But to play devils advocate, it's a bit different on a regular retail game than a Free To Play game. Microtransactions are the only source of income on F2P games. I've played my share of them and it never ceases to amaze me how many F2P players don't seem to understand this. There's a lot of players who genuinely believe they shouldn't have to pay for anything and seem to take a special pride in avoiding spending even a single dollar on the game. The catch is there has to be a balance. Yes, some games excessively milk this and make it impossible to play without spending large sums of money. But then you have others where you can be competitive while spending little or no money on it but then players refuse to spend anything because they don't feel like they're getting their money worth. I don't envy MMO developers for that dilemma. Damned if you do, damned if you don't.
That model works because of market segmentation.

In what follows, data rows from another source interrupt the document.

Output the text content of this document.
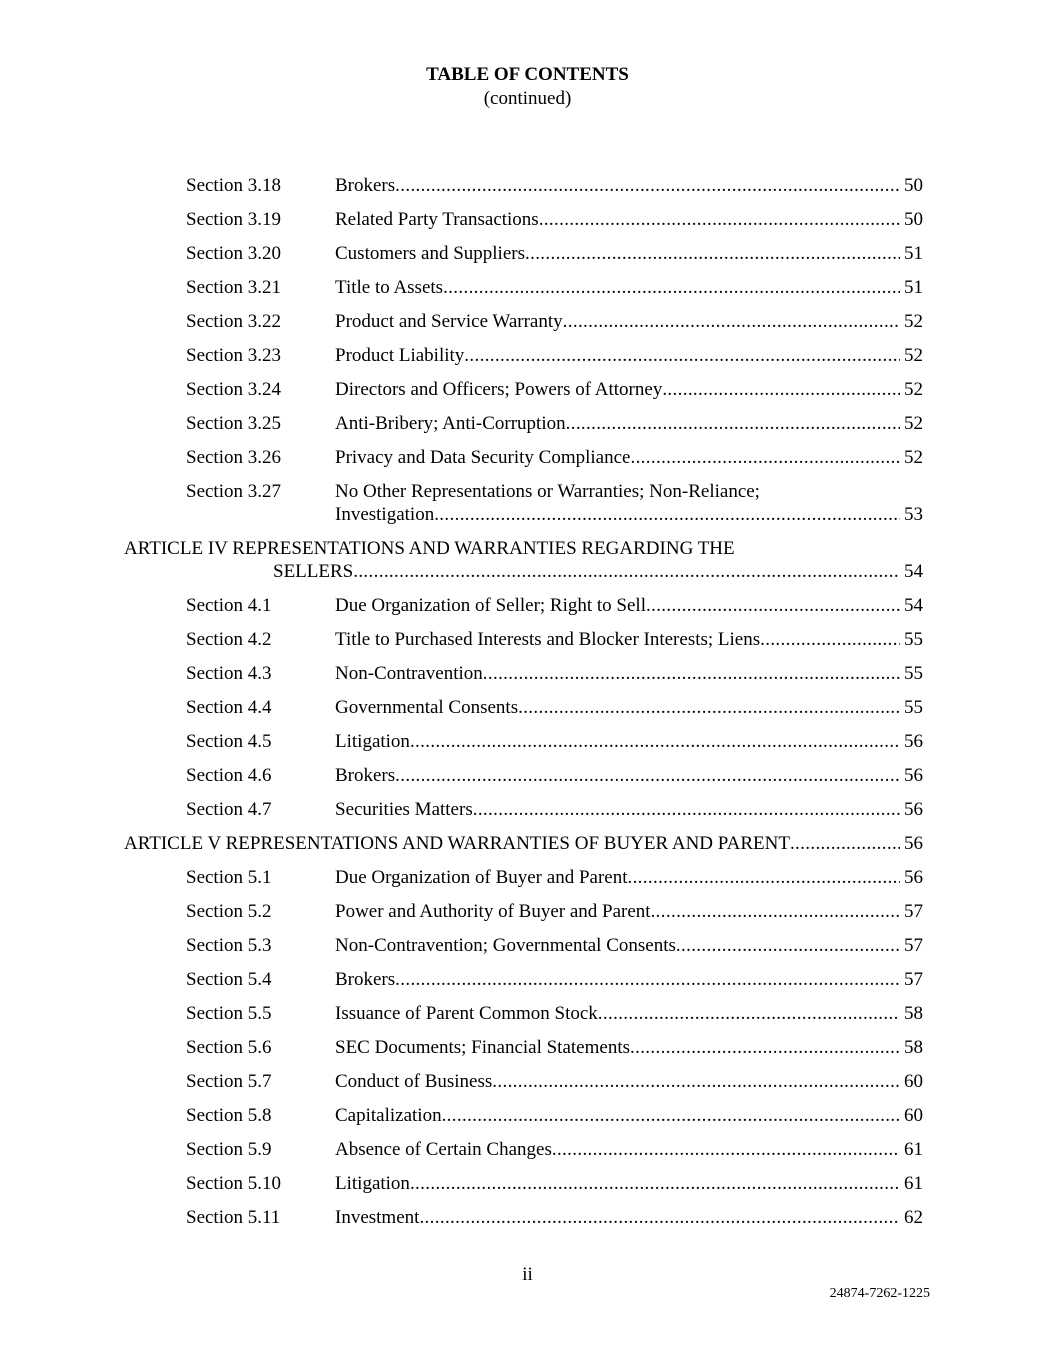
TABLE OF CONTENTS
(continued)
Section 3.18	Brokers . . .	50
Section 3.19	Related Party Transactions . . .	50
Section 3.20	Customers and Suppliers . . .	51
Section 3.21	Title to Assets . . .	51
Section 3.22	Product and Service Warranty . . .	52
Section 3.23	Product Liability . . .	52
Section 3.24	Directors and Officers; Powers of Attorney . . .	52
Section 3.25	Anti-Bribery; Anti-Corruption . . .	52
Section 3.26	Privacy and Data Security Compliance . . .	52
Section 3.27	No Other Representations or Warranties; Non-Reliance;
Investigation . . .	53
ARTICLE IV REPRESENTATIONS AND WARRANTIES REGARDING THE
SELLERS . . .	54
Section 4.1	Due Organization of Seller; Right to Sell . . .	54
Section 4.2	Title to Purchased Interests and Blocker Interests; Liens . . .	55
Section 4.3	Non-Contravention . . .	55
Section 4.4	Governmental Consents . . .	55
Section 4.5	Litigation . . .	56
Section 4.6	Brokers . . .	56
Section 4.7	Securities Matters . . .	56
ARTICLE V REPRESENTATIONS AND WARRANTIES OF BUYER AND PARENT . . .	56
Section 5.1	Due Organization of Buyer and Parent . . .	56
Section 5.2	Power and Authority of Buyer and Parent . . .	57
Section 5.3	Non-Contravention; Governmental Consents . . .	57
Section 5.4	Brokers . . .	57
Section 5.5	Issuance of Parent Common Stock . . .	58
Section 5.6	SEC Documents; Financial Statements . . .	58
Section 5.7	Conduct of Business . . .	60
Section 5.8	Capitalization . . .	60
Section 5.9	Absence of Certain Changes . . .	61
Section 5.10	Litigation . . .	61
Section 5.11	Investment . . .	62
ii
24874-7262-1225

One of the things that makes a game attractive is having players - even free ones. Spellweaver is a great card game, but you can go 10 minutes waiting for a match and give up - it's currently developing mobile as 'make or break'.

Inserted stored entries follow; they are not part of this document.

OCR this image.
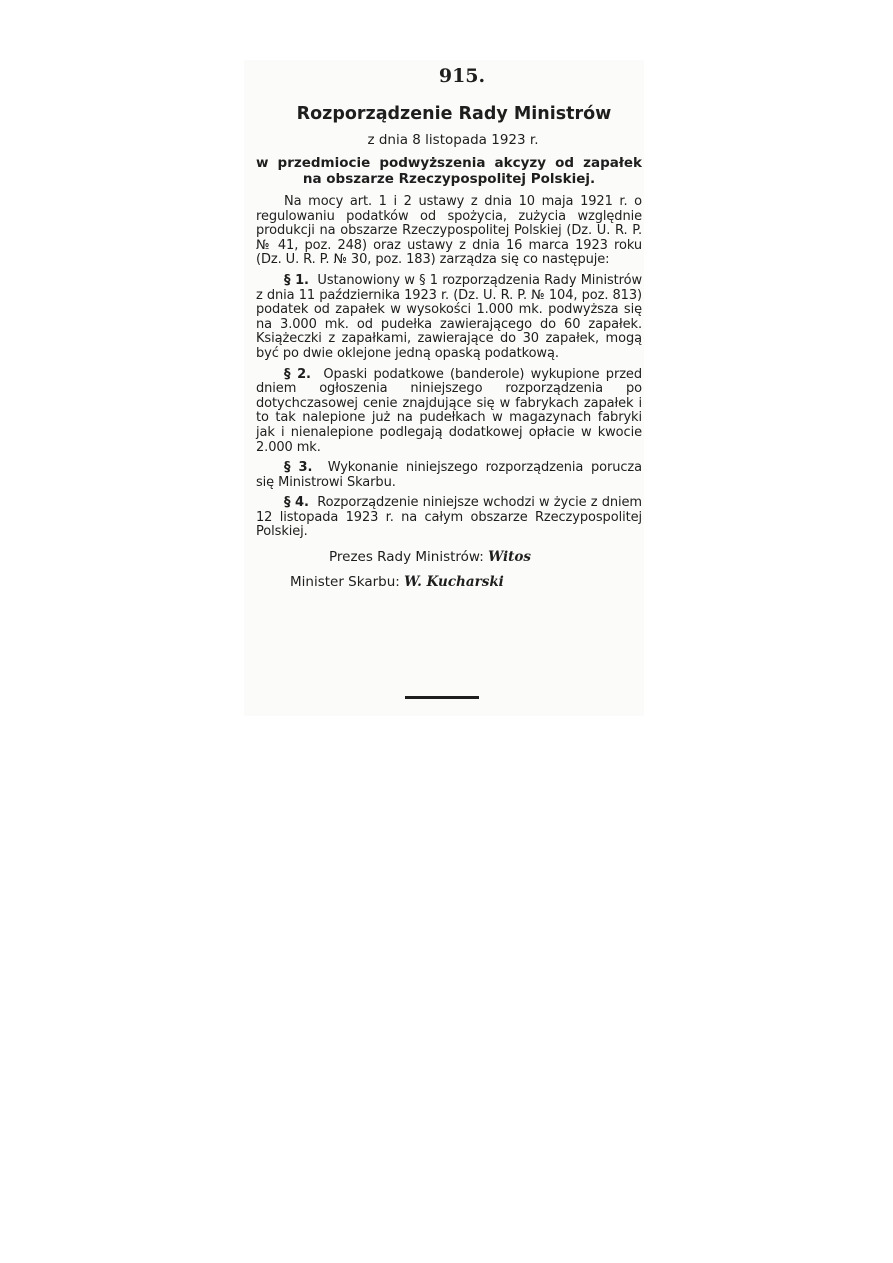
915.

Rozporządzenie Rady Ministrów

z dnia 8 listopada 1923 r.

w przedmiocie podwyższenia akcyzy od zapałek na obszarze Rzeczypospolitej Polskiej.

Na mocy art. 1 i 2 ustawy z dnia 10 maja 1921 r. o regulowaniu podatków od spożycia, zużycia względnie produkcji na obszarze Rzeczypospolitej Polskiej (Dz. U. R. P. № 41, poz. 248) oraz ustawy z dnia 16 marca 1923 roku (Dz. U. R. P. № 30, poz. 183) zarządza się co następuje:

§ 1. Ustanowiony w § 1 rozporządzenia Rady Ministrów z dnia 11 października 1923 r. (Dz. U. R. P. № 104, poz. 813) podatek od zapałek w wysokości 1.000 mk. podwyższa się na 3.000 mk. od pudełka zawierającego do 60 zapałek. Książeczki z zapałkami, zawierające do 30 zapałek, mogą być po dwie oklejone jedną opaską podatkową.

§ 2. Opaski podatkowe (banderole) wykupione przed dniem ogłoszenia niniejszego rozporządzenia po dotychczasowej cenie znajdujące się w fabrykach zapałek i to tak nalepione już na pudełkach w magazynach fabryki jak i nienalepione podlegają dodatkowej opłacie w kwocie 2.000 mk.

§ 3. Wykonanie niniejszego rozporządzenia porucza się Ministrowi Skarbu.

§ 4. Rozporządzenie niniejsze wchodzi w życie z dniem 12 listopada 1923 r. na całym obszarze Rzeczypospolitej Polskiej.

Prezes Rady Ministrów: Witos

Minister Skarbu: W. Kucharski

It's fine for those to be 'free players', as long as others foot the bills.
Try not doing this - to have everyone pay some share, much less a 'free share', and watch many players move to the 'free' games instead. So the competition nearly forces them to offer 'free'.
Then there are the whales - the 2% who will spend large amounts, and some who will spend some on the game.
They've experimented with what to offer the whales. Offering them advantages in competitive games works for some games, but most find that the 'free players' are driven away.
There are two main things left: cash for time, and cosmetics.
Marvel Heroes had an especially good option: for free you could play any hero you want, just like anyone else. But they had over 50 heroes and when you want variety - you could pay cash or grind to get them for free.
And this is where things have settled - mostly 'fair' games where cash doesn't buy advantage, but does buy many things as conveniences, reducing grinding, and cosmetics.
I think Rift has a pretty typical history. Started when subscriptions were the norm but ending, it charged the usual $15/month, discount for annual pricing, and sold expansions every two years.
Free to play competition drove it to adopt the model, and replacing it primarily meant selling in-game currency and 'premium membership' with dozens of time saver and cosmetic benefits.
In addition, they added the idea of 'loyalty' as a currency for money spent - but it would take thousands of dollars to get the higher levels. Some did. The rewards were actually not all that impressive.
And of course, the things like lockboxes and mounts (a cosmetic feature). This did drive the game to develop some pretty attractive and creative things like mounts, since the company needed them to sell for money.
They experimented. In the next to last expansion they tried things like making 20% of the armor drops require an attribute that people who spent extra got, but it wasn't really 'better' armor and got a lot of complaints. They also added a gear slot that sold for cash, and then a long grind as an alternative, which pissed off the raiders big time since they viewed the slot as needed, not optional. They got a lot of complaints with these attempts.
For the most recent expansion, they switched to selling it for cash and not having the 'pay for extras' included. This seems fairer to me and I didn't see many complains. It leaves the game free level 1-65, and pay for 65-70.
Unsurprisingly, Xavier is right that they have trained many customers to demand games for free and to perversely take pride in not paying a cent. All part of the business model.
They want to attract the whales, the moderate paying customers, and the customers who will want free in order to keep the player numbers up - that's the competitive market they have.
What I'm saying is to better design the MMO's to protect the players, all of them but especially the whales, instead of the careless approach used now.
And that COULD be a competitive advantage, if they do it right. Imagine an MMO sellling that it has protection for the game, saying pick that one rather than the ones that will just close with almost no notice and lose it all.